Promue catégorie-reine l’espace d’un week-end particulier, la classe Moto2 a vécu une journée de chutes. Dont celles – eh oui, au pluriel! – de Thomas Lüthi.

Silence, on tombe: Xavi Vierge, Enea Bastianini, Jorge Navarro et Lorenzo Baldassari lors de la première séance d’essais libres, en début d’après-midi. Thomas Lüthi (ci-dessus) - deux fois -, Augusto Fernandez (ci-dessous) et Remy Gardner (photo de tête) en soirée, sur un asphalte dont la température a diminué de façon impressionnante (25 degrés, contre 41 quelques heures plus tôt).
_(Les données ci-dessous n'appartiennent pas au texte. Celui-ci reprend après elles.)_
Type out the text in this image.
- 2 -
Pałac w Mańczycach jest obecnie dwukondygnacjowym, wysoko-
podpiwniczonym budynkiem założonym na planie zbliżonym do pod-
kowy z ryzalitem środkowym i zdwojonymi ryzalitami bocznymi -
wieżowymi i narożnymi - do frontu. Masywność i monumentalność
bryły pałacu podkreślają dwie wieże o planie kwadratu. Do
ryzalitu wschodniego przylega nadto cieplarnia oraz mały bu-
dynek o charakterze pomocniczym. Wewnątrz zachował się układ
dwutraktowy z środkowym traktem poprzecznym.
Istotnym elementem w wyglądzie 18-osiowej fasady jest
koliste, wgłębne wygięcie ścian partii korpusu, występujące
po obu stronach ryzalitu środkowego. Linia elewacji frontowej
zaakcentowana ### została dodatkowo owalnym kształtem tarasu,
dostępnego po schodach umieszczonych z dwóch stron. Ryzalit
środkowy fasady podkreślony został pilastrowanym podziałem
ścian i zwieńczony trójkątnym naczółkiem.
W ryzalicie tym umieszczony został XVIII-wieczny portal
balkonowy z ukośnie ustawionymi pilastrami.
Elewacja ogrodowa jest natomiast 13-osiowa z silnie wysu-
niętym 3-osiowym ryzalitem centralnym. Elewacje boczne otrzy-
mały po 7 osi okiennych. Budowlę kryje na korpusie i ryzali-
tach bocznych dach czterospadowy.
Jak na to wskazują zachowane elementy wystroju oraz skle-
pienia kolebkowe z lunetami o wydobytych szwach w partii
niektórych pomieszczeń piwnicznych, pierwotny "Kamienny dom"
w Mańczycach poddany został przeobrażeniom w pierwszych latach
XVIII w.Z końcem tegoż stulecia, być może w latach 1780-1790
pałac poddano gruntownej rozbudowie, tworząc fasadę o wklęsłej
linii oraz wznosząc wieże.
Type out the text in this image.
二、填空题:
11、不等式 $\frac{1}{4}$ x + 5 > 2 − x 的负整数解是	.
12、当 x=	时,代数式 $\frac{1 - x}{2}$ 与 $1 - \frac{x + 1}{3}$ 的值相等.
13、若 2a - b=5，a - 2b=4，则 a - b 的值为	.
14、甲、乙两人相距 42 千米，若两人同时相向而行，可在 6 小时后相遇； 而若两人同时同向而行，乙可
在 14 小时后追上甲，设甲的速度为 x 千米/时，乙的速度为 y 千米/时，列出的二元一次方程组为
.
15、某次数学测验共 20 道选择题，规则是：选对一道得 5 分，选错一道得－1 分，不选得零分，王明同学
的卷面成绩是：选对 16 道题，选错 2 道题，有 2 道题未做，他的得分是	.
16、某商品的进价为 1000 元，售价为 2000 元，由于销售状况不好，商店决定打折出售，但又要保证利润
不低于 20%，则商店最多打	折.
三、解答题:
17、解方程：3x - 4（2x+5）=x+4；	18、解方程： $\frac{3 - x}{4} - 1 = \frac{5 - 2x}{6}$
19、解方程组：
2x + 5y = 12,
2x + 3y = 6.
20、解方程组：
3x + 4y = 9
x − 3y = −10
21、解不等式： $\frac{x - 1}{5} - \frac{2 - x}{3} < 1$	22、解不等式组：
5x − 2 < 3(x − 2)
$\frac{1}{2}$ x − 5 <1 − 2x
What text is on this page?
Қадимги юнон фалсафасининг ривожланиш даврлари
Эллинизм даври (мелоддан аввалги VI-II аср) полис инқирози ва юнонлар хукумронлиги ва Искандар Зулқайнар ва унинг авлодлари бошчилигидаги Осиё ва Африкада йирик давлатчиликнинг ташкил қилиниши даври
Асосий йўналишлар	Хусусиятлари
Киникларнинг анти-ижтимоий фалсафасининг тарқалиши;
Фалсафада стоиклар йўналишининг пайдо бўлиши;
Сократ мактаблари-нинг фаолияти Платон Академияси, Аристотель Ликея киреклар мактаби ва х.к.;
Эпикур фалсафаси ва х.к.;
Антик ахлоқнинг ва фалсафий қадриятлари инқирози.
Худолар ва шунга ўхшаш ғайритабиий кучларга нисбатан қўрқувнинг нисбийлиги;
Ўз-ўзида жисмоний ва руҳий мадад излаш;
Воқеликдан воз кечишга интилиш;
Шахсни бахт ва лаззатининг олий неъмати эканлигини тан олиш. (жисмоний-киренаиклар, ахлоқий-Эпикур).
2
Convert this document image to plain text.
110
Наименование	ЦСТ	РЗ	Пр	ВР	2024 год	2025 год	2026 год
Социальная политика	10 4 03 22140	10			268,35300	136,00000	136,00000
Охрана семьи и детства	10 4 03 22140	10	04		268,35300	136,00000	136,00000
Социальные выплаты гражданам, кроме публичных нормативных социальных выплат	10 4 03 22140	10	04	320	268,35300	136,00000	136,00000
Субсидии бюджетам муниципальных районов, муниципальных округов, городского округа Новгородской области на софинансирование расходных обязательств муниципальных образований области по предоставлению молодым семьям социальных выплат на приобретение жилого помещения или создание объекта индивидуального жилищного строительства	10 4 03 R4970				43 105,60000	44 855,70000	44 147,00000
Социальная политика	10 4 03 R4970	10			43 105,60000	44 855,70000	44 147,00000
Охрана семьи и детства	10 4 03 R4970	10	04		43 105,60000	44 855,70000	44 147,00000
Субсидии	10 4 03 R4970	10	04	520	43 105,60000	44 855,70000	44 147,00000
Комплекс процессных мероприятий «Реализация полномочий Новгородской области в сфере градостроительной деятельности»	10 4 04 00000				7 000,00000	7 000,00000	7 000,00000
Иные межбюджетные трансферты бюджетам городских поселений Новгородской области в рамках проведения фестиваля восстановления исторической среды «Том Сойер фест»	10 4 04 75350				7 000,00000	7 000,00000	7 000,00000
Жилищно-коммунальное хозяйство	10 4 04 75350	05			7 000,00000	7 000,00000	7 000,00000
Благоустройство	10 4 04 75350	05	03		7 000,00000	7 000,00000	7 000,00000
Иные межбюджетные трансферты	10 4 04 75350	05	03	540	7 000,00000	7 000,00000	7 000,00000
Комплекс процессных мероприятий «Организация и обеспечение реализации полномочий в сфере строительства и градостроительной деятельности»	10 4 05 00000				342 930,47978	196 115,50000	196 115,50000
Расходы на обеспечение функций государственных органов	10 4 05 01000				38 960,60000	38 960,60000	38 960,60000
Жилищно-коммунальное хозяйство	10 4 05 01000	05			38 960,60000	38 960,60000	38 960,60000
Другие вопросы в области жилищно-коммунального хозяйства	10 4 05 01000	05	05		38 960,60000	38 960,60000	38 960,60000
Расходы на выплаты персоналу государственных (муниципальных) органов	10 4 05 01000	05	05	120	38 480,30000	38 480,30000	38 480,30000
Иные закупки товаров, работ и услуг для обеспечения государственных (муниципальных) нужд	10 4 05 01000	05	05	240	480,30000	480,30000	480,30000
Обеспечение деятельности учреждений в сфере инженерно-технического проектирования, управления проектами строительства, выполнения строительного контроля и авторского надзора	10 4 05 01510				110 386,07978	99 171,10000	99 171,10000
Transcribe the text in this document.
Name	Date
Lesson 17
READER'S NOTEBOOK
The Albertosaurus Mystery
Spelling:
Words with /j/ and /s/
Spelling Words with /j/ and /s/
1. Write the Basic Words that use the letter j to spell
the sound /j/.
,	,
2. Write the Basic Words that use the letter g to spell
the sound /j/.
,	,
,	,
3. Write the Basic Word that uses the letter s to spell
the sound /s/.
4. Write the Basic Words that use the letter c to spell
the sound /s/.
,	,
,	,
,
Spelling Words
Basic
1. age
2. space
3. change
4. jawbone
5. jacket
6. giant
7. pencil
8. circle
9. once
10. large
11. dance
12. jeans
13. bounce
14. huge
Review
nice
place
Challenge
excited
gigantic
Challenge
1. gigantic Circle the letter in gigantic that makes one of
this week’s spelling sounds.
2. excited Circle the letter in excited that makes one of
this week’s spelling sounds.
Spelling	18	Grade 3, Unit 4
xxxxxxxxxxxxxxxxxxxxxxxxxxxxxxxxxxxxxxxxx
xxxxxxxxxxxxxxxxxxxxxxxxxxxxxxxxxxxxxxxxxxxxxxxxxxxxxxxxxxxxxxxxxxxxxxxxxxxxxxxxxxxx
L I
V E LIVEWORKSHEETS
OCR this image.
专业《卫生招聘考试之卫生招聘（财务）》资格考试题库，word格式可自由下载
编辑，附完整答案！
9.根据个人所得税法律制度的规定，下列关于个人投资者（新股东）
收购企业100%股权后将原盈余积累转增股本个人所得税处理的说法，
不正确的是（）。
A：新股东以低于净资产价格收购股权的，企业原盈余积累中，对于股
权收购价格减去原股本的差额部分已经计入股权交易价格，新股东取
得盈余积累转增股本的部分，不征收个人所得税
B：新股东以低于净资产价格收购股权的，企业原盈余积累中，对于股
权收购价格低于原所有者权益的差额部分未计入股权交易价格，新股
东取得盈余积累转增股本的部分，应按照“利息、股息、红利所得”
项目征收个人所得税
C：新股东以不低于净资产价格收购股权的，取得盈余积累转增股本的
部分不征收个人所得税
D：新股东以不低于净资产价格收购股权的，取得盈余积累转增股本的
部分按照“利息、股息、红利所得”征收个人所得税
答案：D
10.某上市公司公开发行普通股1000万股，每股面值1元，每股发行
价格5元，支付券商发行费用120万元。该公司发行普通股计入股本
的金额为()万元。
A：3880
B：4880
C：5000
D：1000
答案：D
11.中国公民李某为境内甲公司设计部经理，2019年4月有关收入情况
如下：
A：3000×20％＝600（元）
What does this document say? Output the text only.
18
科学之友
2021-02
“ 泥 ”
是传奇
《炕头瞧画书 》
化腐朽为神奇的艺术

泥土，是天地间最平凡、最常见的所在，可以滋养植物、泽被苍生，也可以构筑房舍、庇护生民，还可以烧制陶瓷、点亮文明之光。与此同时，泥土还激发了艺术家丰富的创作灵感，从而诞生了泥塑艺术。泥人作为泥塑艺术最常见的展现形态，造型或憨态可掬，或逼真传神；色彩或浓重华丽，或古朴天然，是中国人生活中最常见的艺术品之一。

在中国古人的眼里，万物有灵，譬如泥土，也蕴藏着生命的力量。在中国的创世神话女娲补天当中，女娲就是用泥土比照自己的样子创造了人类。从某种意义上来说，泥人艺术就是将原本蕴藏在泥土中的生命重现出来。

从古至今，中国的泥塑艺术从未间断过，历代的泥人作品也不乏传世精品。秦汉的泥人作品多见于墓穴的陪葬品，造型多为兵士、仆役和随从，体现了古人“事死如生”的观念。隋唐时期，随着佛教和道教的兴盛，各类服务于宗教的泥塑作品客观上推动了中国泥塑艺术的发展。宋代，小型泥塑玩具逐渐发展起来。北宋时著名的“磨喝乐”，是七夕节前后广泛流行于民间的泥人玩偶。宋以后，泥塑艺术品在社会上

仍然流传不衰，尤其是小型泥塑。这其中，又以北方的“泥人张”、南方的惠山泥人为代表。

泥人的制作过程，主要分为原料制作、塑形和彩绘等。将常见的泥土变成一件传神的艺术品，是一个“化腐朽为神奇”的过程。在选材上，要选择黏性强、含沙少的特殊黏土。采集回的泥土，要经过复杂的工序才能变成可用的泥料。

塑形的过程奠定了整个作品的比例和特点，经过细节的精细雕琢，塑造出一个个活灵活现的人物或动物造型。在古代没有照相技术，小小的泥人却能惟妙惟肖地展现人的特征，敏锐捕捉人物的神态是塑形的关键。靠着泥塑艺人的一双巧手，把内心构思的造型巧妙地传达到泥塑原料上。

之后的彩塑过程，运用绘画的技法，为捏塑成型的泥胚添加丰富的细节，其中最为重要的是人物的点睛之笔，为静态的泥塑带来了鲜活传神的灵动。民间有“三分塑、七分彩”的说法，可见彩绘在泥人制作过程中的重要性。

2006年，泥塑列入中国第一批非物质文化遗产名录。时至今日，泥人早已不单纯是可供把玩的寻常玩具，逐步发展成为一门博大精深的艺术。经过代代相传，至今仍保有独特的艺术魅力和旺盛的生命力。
Que des cadors, des noms cités par les pronostiqueurs, titre mondial 2020 en jeu. Que se passe-t-il? La pression? La tension? Le fait d’être soudainement propulsé au centre de l’intérêt, en l’absence de la classe MotoGP? «Rien de tout cela me concernant, je me sens bien. La course, c’est dimanche», répond immédiatement Thomas Lüthi. La sérénité qui émane de ses paroles tranche étrangement avec... la couleur poussiéreuse de son cuir: «Un nouvel équipementier, le test est très positif.» Il sourirait presque, parce qu’il sait qu’il y a des explications à cette double faute. Même si, contractuellement, il ne peut pas tout dire.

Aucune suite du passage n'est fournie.